The Southern African Development Community (SADC) is said to be unhappy with Mozambique after Rwanda last week deployed a contingent of 1 000 troops to the country’s conflict-ridden northern provinces ahead of the regional bloc’s standby force.
An extraordinary summit of the SADC heads of state and government held in Maputo last month recommended the deployment of a standby force to help the country fight terrorism in Cabo Delgado province.
But before SADC could deploy its forces, Rwanda last Friday announced that it would put boots on the ground to help stem a conflict that has claimed thousands of lives.
Rwanda’s deployment has already annoyed key members of SADC, among them South Africa, The NewsHawks reported.
South Africa’s Defence Minister, Nosiviwe Mapisa-Nqakula, said on Saturday she “regretted” that the deployment of Rwandese troops happened before SADC has deployed its force. She said:
Regardless of the bilateral agreement, it would be expected that Rwanda’s intervention to help Mozambique would happen within the regional mandate decided by the SADC heads of state.
However, Mozambican President Filipe Nyusi defended his position. Speaking during a visit to military units deployed in central Mozambique’s Sofala province on Monday, he said Mozambique is “a sovereign nation and SADC respects that”.
A leading political scientist based in Mozambique has said while South Africa’s dissatisfaction over the deployment of Rwandese forces to Mozambique was somehow justified, a US$12 million budget drawn up by SADC is not enough to finance a major operation without external support.
Adriano Navunga, director of the Maputo-based Centre for Democracy and Development, said:
Indeed the South Africans are not happy, understandably. The South Africans have been in the forefront with the SADC deployment to Mozambique and when the extraordinary summit of the heads of state and government endorsed the recommendation to deploy a SADC standby force to Mozambique it was also agreed that Mozambique could tap into other support from African states.

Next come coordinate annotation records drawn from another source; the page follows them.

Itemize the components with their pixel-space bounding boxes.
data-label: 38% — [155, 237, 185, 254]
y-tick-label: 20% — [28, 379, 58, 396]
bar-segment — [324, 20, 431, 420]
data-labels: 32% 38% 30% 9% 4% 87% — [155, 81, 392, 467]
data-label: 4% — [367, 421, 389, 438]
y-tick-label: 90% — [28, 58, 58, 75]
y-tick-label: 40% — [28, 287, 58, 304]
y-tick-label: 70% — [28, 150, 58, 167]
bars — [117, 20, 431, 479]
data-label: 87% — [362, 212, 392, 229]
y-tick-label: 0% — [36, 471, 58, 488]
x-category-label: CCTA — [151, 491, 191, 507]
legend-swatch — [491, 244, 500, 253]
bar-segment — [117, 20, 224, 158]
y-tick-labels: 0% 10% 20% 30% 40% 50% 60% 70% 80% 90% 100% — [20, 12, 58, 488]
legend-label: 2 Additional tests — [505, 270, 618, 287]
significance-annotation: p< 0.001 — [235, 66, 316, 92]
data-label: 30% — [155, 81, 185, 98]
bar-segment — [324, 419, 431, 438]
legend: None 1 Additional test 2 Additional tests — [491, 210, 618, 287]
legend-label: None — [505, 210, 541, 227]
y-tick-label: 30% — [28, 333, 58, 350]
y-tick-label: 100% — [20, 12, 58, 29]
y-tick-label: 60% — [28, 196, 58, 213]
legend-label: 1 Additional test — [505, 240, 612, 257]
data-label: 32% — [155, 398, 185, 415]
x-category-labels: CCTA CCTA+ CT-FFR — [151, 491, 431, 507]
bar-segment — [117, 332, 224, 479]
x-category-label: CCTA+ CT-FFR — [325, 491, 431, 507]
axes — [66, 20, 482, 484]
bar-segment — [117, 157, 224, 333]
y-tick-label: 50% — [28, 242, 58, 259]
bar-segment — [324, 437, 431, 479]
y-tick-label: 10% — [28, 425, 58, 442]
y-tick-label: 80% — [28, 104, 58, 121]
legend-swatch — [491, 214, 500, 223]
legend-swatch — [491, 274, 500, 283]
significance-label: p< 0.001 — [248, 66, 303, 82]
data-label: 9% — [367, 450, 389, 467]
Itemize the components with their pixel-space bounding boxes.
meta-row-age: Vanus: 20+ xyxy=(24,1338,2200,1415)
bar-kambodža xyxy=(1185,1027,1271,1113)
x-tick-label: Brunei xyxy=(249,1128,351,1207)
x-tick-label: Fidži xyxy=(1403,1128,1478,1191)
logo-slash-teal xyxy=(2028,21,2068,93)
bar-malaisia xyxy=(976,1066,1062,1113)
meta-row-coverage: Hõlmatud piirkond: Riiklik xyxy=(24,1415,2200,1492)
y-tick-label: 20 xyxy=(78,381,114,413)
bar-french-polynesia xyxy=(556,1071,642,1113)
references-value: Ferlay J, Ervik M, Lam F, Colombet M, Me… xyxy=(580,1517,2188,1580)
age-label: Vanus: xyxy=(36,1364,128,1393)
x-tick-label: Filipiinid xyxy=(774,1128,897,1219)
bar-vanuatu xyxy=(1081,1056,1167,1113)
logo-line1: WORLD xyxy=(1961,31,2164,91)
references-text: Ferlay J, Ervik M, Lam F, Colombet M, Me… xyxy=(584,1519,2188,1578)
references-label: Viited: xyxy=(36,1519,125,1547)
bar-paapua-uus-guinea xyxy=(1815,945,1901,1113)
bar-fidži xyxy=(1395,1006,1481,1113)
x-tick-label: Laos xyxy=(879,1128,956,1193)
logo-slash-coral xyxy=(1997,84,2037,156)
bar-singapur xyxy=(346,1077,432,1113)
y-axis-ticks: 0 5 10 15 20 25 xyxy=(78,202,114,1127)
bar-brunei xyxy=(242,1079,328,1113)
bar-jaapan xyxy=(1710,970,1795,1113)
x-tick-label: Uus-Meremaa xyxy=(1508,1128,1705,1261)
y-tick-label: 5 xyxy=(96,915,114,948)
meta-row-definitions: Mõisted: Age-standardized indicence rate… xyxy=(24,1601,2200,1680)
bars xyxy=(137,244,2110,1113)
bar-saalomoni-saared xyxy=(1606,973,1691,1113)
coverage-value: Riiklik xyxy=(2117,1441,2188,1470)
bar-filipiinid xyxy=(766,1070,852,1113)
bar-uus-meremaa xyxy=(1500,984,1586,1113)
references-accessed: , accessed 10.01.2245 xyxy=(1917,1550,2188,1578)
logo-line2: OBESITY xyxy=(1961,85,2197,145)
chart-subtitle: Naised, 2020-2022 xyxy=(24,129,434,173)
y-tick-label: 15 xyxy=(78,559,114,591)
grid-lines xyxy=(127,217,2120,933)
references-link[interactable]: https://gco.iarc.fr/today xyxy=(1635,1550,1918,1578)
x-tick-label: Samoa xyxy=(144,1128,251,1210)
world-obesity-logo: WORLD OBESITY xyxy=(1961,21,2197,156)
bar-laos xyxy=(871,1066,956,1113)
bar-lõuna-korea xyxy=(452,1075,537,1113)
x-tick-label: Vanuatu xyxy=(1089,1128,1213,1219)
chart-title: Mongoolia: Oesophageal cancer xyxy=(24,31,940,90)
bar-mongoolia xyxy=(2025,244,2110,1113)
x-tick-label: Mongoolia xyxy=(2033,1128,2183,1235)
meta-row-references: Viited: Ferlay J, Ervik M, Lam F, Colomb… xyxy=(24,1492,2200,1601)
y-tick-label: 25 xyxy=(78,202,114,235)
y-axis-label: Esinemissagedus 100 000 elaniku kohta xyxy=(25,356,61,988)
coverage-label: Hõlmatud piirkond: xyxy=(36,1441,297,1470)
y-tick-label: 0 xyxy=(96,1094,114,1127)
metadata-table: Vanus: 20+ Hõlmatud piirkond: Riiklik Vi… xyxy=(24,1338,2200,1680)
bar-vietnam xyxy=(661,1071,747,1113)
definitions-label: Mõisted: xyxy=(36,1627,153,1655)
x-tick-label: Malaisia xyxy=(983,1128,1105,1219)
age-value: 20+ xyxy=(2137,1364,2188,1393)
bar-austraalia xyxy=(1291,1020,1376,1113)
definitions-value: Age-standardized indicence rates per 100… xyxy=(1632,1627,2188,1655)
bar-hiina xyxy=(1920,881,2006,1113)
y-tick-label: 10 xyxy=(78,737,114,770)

However, the understanding was that such additional support would come within the framework of SADC, not parallel to SADC. But the reality is the current Rwandan deployment is not only parallel to SADC but it has been given priority.
According to a leaked report done by a regional technical team, the SADC intervention force would comprise three light infantry battalions of 620 soldiers each, a light infantry battalion headquarters with 90 troops, two special forces squadrons of 70 soldiers each, 100 engineers, 100 logistics coordinators, 120 signals experts and 42 technicians, among other military personnel.
There are also helicopters as well as transport aircraft, patrol ships, a submarine and a maritime aircraft to patrol the Cabo Delgado coastline to intercept insurgents’ movements, supplies and combat their drug trafficking activities, said to be a source of financing for the insurgency.